We know \sum_{n=1}^{\infty}\frac{1}{n^x} is uniformly convergent on the interval x\in(1,\infty) and that its sum is called \zeta(x). Proof that \zeta(x) \rightarrow \infty as x \rightarrow 1^+.

Homework Equations

We cannot find the formula that \zeta is given by, but we know
\sum_{n=1}^{\infty}\frac{1}{n^1} diverges.

The Attempt at a Solution

I've already shown that the functional series is uniformly convergent on the above interval and that the derivative also converges uniformly to a limit function, thus \zeta(x) is continuous and can be differentiated.

The solution seem quite apparent: As x approaches 1, the series will approach the harmonic series, and thus it will diverge. Given any M>0, I can find a b>0 so that x \in (1,1+b) \Rightarrow \zeta(x) >M, as we know that we will approach the harmonic series.

However, I'm not quite sure how I can go about formulating a formal proof. For functional series, I suppose I cannot just plug in the limit and say its a harmonic series (especially as it's not defined there).

Under which conditions can I be completely sure that plugging in the relevant x and then let n approach infinity will be equivalent to letting n approach infinity and then let x approach infinity?
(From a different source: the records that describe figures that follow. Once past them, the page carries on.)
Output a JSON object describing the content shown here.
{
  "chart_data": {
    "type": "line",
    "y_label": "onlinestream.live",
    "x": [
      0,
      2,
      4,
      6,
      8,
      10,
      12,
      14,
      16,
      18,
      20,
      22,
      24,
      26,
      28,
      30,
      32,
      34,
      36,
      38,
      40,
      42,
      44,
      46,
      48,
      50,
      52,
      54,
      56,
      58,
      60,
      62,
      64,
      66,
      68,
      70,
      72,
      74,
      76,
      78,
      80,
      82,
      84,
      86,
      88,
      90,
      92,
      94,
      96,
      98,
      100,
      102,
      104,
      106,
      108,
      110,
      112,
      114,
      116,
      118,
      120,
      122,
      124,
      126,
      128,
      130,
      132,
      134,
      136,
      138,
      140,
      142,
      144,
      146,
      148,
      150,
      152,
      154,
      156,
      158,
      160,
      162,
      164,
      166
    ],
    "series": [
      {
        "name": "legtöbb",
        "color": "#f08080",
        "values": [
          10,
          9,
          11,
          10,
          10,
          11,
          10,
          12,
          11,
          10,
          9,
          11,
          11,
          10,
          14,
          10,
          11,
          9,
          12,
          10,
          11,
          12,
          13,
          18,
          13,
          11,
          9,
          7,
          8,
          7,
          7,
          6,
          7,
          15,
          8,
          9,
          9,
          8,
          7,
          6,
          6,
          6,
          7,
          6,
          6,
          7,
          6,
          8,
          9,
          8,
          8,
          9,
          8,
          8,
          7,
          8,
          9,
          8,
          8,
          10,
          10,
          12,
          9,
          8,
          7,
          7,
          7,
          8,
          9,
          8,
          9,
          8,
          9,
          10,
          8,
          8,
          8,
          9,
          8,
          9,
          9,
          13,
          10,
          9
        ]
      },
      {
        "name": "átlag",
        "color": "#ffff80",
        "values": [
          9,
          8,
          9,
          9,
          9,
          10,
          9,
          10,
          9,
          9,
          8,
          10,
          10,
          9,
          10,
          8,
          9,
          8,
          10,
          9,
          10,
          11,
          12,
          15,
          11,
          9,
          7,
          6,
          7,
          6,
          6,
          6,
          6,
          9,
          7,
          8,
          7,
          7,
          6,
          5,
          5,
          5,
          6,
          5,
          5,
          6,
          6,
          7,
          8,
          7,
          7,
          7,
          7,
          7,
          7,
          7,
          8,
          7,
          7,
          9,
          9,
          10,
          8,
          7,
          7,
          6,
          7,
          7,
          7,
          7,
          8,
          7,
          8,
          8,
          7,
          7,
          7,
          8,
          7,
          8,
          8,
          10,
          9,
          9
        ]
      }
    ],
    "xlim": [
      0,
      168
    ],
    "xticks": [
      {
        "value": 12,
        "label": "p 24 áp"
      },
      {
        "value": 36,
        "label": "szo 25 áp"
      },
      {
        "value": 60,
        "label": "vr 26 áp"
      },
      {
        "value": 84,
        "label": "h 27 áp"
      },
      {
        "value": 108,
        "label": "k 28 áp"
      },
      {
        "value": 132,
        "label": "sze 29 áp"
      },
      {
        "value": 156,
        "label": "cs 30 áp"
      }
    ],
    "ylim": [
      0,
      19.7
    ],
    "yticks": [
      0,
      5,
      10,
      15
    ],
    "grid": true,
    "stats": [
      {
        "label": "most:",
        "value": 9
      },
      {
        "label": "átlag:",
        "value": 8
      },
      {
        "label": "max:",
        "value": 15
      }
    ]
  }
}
Or can I approach this in a different way?

Any help will be greatly appreciated!

 

[Dustinsfl]

Why not use the fact that
$$
\sum_{n=1}^{\infty}\frac{1}{n}
$$
is a harmonic series.

Then
$$
1+\frac{k}{2}\leq\sum_{n=1}^{2^k}\frac{1}{n}
$$
as $k\to\infty$
$$
\infty = 1+\frac{k}{2}\leq \sum_{n=1}^{2^k}\frac{1}{n}
$$